WASHINGTON — President Barack Obama was preparing to present a limited fiscal proposal to congressional leaders at a White House meeting Friday, a make-or-break moment for negotiations to avoid across-the-board tax increases and deep spending cuts at the first of the year.
Lawmakers and White House officials held out a slim hope for a deal before the new year, but it remained unclear whether congressional passage of legislation palatable to both sides was even possible.
The Friday afternoon meeting among congressional leaders and the president — their first since Nov. 16 — was likely to center on which income thresholds would face higher tax rates, extending unemployment insurance, and preventing a cut in Medicare payments to doctors, among other issues.
For Obama, the eleventh-hour scramble represented a test of how he would balance strength derived from his re-election against an avowed commitment to compromise in the face of divided government. Despite early talk of a grand bargain between Obama and House Speaker John Boehner that would reduce deficits by more than $2 trillion, the expectations were now far less ambitious.
Although there were no guarantees of a deal, Republicans and Democrats said privately that any agreement would likely include an extension of middle-class tax cuts with increased rates at upper incomes, an Obama priority that was central to his re-election campaign.
A key question was whether Obama would agree to abandon his insistence during the campaign on raising taxes on households earning more than $250,000 a year and instead accept a $400,000 threshold like the one he offered in negotiations with Boehner. Another was whether Republicans would seek a higher income threshold.
The deal would also likely put off the scheduled spending cuts. Such a year-end bill could also include an extension of expiring unemployment benefits, a reprieve for doctors who face a cut in Medicare payments and possibly a short-term measure to prevent dairy prices from soaring, officials said.
If a deal was not possible, it would become evident at Friday's White House meeting, and Obama and the leaders would leave a resolution for the next Congress to address in January.
Such a delay could unnerve the stock market, which edged lower for a fifth day Friday amid worries that lawmakers would fail to reach a budget deal. Economists say that if the tax increases are allowed to hit most Americans and if the spending cuts aren't scaled back, the recovering but fragile economy could sustain a traumatizing shock.
Obama called for the meeting as top lawmakers on Thursday alternately cast blame on each other while portraying themselves as open to a reasonable last-minute bargain.
Senate Democratic Leader Harry Reid all but conceded that any effort at this late date was a long shot. "I don't know timewise how it can happen now," he said.
The No. 2 Senate GOP leader, Jon Kyl of Arizona, said it is "pretty unlikely" that Senate Republicans would agree to legislation averting the fiscal cliff if it wouldn't pass muster in the House.
"If you know the House isn't going to do something, why go through the charade?" he told reporters. "That becomes political gamesmanship."
Obama and Reid, D-Nev., would have to propose a package that Senate Republican Leader Mitch McConnell would agree not to block with procedural steps that require 60 votes to overcome.

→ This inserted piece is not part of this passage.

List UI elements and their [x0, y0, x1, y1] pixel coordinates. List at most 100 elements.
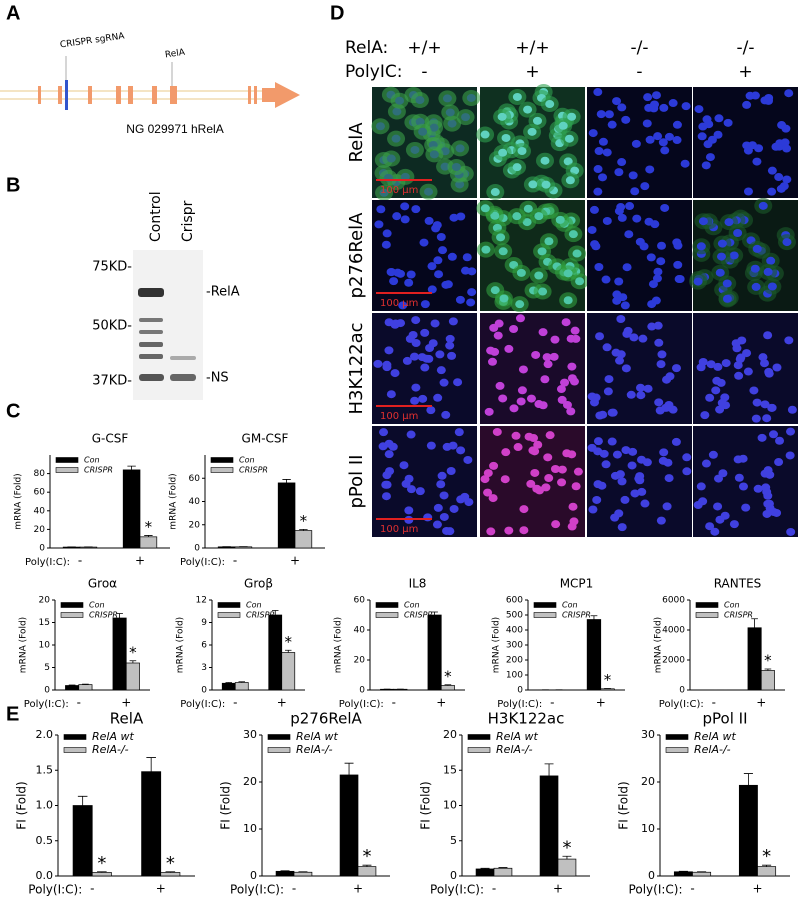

Sen. Chuck Schumer of New York said he still thinks a deal could be struck.
The Democrat told NBC's "Today" show Friday that he believes the "odds are better than people think."
Schumer said he based his optimism on indications that McConnell has gotten "actively engaged" in the talks.
Appearing on the same show, Republican Sen. John Thune noted the meeting scheduled later Friday at the White House, saying "it's encouraging that people are talking."
But Sen. Bob Corker, R-Tenn., predicted that "the worst-case scenario" could emerge from Friday's talks.
"We will kick the can down the road," he said on "CBS This Morning."
"We'll do some small deal and we'll create another fiscal cliff to deal with the fiscal cliff," he said. Corker complained that there has been "a total lack of courage, lack of leadership," in Washington.
If a deal were to pass the Senate, Boehner would have to agree to take it to the floor in the Republican-controlled House.
Boehner discussed the fiscal cliff with Republican members in a conference call Thursday and advised them that the House would convene Sunday evening. Rep. Tom Cole, R-Okla., an ally of the speaker, said Boehner told the lawmakers that "he didn't really intend to put on the floor something that would pass with all the Democratic votes and few of the Republican votes."
But Cole did not rule out Republican support for some increase in tax rates, noting that Boehner had amassed about 200 Republican votes for a plan last week to raise rates on Americans earning $1 million or more. Boehner ultimately did not put the plan to a House floor vote in the face of opposition from Republican conservatives and a unified Democratic caucus.
"The ultimate question is whether the Republican leaders in the House and Senate are going to push us over the cliff by blocking plans to extend tax cuts for the middle class," White House communications director Dan Pfeiffer said. "Ironically, in order to protect tax breaks for millionaires, they will be responsible for the largest tax increase in history."
Boehner, McConnell, Reid and House Democratic Leader Nancy Pelosi are all scheduled to attend Friday's White House meeting with Obama. Vice President Joe Biden will also participate in the meeting, the White House said.
Associated Press writers Alan Fram, Charles Babington and David Espo contributed to this report.